Microsoft initially planned to push for 100,000 apps in stock for the launch of Windows 8. This would have been great, but developers were rather hesitant to jump into the unproven new interface. As sales pick up and more customers become available, the app selection has begun to rapidly improve. There are now over 35,000 titles available in the store and more are being added every day.
Obviously this falls quite a bit short of the 100,000 mark. In the past month or so, however, nearly 15,000 apps have been added to the store. Over 400 new applications are going up every day. At this rate we’ll be seeing the 50,000 mark by the end of January. That’s assuming there is no increase in submission rates, which might not be a safe assumption to make in itself.
When it debuted, Windows 8 had access to a mere 10,000 apps. That means the increase in selection during the first month was fairly consistent with what we’re seeing in the past month. Given the increased availability of Windows 8 devices, especially those sold thanks to holiday shopping and gift giving, there could be a jump in numbers at least in the short term while developers rush to take advantage of a new set of potential customers.

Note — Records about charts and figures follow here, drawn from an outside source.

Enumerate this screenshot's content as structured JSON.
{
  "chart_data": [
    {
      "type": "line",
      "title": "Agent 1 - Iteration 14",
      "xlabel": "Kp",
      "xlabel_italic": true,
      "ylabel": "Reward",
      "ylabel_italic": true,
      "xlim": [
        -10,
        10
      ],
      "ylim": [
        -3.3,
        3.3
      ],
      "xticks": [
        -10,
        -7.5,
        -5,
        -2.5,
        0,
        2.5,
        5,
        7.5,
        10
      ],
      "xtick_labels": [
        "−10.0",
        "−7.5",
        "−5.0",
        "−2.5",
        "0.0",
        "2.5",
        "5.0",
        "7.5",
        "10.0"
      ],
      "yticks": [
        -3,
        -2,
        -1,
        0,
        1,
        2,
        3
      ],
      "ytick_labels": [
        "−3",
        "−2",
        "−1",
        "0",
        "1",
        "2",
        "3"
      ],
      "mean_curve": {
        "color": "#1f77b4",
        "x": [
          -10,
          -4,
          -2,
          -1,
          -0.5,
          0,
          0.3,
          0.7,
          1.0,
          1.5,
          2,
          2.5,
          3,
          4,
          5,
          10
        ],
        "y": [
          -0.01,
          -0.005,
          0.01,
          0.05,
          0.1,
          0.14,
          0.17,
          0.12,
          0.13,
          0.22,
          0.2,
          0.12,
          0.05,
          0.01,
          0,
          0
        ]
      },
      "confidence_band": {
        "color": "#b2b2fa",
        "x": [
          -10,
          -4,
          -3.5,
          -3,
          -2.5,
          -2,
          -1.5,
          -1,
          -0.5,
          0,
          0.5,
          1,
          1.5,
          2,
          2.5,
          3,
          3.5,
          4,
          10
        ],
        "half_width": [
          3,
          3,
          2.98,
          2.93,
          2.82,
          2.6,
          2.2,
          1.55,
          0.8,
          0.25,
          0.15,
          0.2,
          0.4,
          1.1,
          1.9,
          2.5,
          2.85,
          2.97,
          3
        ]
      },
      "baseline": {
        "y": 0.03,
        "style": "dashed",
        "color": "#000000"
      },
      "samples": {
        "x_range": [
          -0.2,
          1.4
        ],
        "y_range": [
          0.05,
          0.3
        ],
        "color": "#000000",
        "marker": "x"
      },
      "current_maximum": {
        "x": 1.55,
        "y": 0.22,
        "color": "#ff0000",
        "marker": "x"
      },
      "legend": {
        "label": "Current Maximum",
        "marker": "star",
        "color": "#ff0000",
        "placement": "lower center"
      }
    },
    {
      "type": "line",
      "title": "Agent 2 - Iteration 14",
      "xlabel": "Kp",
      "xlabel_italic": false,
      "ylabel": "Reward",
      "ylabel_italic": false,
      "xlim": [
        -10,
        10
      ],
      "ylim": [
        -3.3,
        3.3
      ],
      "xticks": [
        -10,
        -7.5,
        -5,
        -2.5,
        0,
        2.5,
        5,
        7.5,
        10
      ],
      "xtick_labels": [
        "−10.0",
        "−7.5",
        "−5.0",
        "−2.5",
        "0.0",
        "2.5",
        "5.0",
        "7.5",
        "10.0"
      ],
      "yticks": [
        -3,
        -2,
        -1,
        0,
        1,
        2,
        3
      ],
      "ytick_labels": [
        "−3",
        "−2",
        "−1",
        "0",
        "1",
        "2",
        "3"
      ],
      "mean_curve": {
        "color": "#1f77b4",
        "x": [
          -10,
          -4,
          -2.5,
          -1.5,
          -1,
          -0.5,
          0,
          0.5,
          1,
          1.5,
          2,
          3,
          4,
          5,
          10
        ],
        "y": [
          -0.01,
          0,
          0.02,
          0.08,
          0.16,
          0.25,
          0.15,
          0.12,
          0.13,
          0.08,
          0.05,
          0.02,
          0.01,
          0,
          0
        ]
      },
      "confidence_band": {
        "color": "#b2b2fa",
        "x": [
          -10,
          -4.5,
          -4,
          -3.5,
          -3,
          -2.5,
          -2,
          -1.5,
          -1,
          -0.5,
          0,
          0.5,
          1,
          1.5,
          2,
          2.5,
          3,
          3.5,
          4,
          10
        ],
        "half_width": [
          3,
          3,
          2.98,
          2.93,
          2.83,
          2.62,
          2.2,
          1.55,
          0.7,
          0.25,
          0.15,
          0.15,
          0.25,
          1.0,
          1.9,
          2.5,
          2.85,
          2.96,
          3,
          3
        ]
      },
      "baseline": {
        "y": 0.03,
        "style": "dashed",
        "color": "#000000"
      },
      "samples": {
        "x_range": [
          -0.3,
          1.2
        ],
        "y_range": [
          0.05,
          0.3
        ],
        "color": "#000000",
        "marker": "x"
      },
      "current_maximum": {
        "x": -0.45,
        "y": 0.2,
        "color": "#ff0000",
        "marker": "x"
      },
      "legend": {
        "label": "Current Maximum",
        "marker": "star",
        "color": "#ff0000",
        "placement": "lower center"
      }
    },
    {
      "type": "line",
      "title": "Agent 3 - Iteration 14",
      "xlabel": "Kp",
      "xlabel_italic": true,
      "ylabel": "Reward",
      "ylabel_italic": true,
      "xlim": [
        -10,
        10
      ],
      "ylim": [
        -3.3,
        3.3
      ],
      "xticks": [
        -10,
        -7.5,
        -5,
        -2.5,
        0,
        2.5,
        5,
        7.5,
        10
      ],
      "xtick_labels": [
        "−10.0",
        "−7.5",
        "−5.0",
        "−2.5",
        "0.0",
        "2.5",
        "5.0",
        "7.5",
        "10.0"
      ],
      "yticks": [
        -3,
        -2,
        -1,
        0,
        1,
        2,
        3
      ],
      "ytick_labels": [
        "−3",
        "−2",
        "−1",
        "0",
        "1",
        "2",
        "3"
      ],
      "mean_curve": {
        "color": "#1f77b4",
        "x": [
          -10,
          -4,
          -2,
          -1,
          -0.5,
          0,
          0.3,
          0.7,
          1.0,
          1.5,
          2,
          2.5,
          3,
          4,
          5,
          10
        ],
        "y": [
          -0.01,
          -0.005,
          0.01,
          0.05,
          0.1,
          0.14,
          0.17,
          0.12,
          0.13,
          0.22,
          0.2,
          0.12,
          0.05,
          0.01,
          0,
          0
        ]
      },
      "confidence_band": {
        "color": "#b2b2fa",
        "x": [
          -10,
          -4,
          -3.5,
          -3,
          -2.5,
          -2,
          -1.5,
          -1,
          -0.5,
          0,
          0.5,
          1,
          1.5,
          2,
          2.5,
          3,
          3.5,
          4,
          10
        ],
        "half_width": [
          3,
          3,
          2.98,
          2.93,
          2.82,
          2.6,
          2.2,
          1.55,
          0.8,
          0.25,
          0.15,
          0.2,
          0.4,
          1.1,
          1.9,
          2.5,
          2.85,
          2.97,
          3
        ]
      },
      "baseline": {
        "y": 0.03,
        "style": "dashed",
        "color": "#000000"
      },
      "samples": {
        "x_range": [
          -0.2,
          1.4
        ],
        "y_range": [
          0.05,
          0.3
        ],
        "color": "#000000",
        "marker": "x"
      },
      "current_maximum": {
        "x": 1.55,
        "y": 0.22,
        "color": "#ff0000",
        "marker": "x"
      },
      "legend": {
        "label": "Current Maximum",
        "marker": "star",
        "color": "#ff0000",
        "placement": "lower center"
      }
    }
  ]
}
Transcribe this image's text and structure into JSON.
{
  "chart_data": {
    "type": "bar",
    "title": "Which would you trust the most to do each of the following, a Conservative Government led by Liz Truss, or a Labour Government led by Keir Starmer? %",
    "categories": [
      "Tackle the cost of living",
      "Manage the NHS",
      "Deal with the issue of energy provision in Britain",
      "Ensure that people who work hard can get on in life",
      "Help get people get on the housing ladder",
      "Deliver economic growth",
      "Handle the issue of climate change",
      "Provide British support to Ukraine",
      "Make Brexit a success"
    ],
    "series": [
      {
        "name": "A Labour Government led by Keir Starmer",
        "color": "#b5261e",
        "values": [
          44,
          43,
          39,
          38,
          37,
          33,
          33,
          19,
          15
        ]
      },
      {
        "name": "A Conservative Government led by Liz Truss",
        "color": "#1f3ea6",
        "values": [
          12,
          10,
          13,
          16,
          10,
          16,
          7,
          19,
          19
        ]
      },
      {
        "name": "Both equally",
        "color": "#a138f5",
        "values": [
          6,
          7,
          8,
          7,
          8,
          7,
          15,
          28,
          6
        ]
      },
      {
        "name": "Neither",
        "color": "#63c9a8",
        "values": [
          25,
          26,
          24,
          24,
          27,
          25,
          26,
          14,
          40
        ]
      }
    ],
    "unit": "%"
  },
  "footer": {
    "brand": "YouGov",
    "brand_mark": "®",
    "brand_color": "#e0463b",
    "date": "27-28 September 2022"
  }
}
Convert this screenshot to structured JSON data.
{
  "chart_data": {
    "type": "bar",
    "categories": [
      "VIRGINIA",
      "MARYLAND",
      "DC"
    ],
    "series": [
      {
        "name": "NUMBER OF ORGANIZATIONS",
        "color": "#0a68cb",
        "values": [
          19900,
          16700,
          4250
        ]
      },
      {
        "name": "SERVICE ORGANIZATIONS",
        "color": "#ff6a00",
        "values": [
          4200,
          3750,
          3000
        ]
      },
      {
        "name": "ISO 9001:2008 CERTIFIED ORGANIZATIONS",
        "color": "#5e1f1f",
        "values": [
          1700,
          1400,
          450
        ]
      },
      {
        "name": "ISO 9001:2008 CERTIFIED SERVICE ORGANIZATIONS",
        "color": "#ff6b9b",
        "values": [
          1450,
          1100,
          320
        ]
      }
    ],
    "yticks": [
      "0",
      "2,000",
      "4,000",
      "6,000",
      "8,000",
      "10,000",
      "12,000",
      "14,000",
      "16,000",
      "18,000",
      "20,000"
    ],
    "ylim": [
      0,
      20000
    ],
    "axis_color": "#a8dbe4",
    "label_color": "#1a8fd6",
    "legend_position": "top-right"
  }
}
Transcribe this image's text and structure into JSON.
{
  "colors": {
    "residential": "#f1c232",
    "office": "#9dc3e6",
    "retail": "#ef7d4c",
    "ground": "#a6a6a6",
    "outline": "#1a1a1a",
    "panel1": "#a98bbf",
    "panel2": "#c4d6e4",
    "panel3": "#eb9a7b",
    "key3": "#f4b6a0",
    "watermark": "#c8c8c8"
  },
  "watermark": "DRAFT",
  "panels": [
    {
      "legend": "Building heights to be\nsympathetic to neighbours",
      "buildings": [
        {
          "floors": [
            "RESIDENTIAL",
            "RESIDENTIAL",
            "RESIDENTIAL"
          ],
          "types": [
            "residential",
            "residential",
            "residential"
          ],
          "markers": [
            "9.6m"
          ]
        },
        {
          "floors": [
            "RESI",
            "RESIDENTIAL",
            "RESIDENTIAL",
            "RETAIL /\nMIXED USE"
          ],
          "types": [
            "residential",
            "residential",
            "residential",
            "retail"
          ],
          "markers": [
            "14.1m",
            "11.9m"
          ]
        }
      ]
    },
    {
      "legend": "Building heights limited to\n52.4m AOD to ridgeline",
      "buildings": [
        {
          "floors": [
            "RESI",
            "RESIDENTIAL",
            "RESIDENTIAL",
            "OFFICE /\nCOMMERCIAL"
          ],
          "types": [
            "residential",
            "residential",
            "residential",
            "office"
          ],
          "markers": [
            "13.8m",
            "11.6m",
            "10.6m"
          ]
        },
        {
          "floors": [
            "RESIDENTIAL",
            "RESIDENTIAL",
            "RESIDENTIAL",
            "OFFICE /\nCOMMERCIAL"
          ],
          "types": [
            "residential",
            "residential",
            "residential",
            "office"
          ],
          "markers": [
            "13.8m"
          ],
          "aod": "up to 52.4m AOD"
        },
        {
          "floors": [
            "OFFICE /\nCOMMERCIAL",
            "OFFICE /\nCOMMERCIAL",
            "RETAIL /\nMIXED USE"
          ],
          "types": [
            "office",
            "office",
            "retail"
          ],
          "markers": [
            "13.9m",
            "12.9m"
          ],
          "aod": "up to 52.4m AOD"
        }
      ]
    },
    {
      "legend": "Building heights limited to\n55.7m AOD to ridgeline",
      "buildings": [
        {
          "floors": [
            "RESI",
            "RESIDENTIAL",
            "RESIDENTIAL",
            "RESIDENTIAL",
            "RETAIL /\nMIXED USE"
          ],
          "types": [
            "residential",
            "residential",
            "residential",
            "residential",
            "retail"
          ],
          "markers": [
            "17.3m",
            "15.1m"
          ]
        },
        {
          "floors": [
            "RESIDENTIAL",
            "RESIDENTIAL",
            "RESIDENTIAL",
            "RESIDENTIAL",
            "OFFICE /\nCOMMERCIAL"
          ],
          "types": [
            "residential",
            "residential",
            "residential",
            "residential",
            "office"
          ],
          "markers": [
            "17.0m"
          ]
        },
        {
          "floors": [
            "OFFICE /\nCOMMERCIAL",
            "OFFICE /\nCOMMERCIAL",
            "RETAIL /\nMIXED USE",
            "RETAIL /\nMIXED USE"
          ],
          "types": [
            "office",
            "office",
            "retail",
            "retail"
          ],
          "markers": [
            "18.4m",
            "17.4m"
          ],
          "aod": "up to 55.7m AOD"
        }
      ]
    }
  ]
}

The big question now is that of whether Microsoft can encourage confidence in their new platform. The WinRT base allows for fairly simple development that can go out to both Windows 8 users and anybody with a Windows Phone 8 device. That’s appealing, but only if the hardware numbers pick up enough to indicate that there are enough users to go around. Windows Phone 8 is already doing better than its predecessor, but it isn’t enough of a draw in and of itself to motivate either customers or developers to switch their entire computing paradigm for consistency.
Once we get some more Windows 8 hardware in consumer hands, and it looks like that will be happening in the near future with some delayed products from a number of manufacturers, it will be easier to predict trends. At the moment the combination of questionable press reviews and a lack of hardware selection make the idea of adoption rather daunting for many users. It’s handy that the Windows Upgrade opportunities are still going on and making it possible to get into the new system for a surprisingly low price, but the important information will be knowledge of how customers are reviewing a variety of devices designed with Windows 8 in mind.
Essentially it’s a circular problem. The more customers come to the platform, the more developers will create software for it. Until there is a decently large selection, however, customers have little reason to switch from their more familiar situations. Microsoft needs to find ways to encourage people on both sides to take a leap of faith. It looks like we’re seeing fairly steady progress at the moment and that’s a good sign for the future growth of the Windows 8 platform.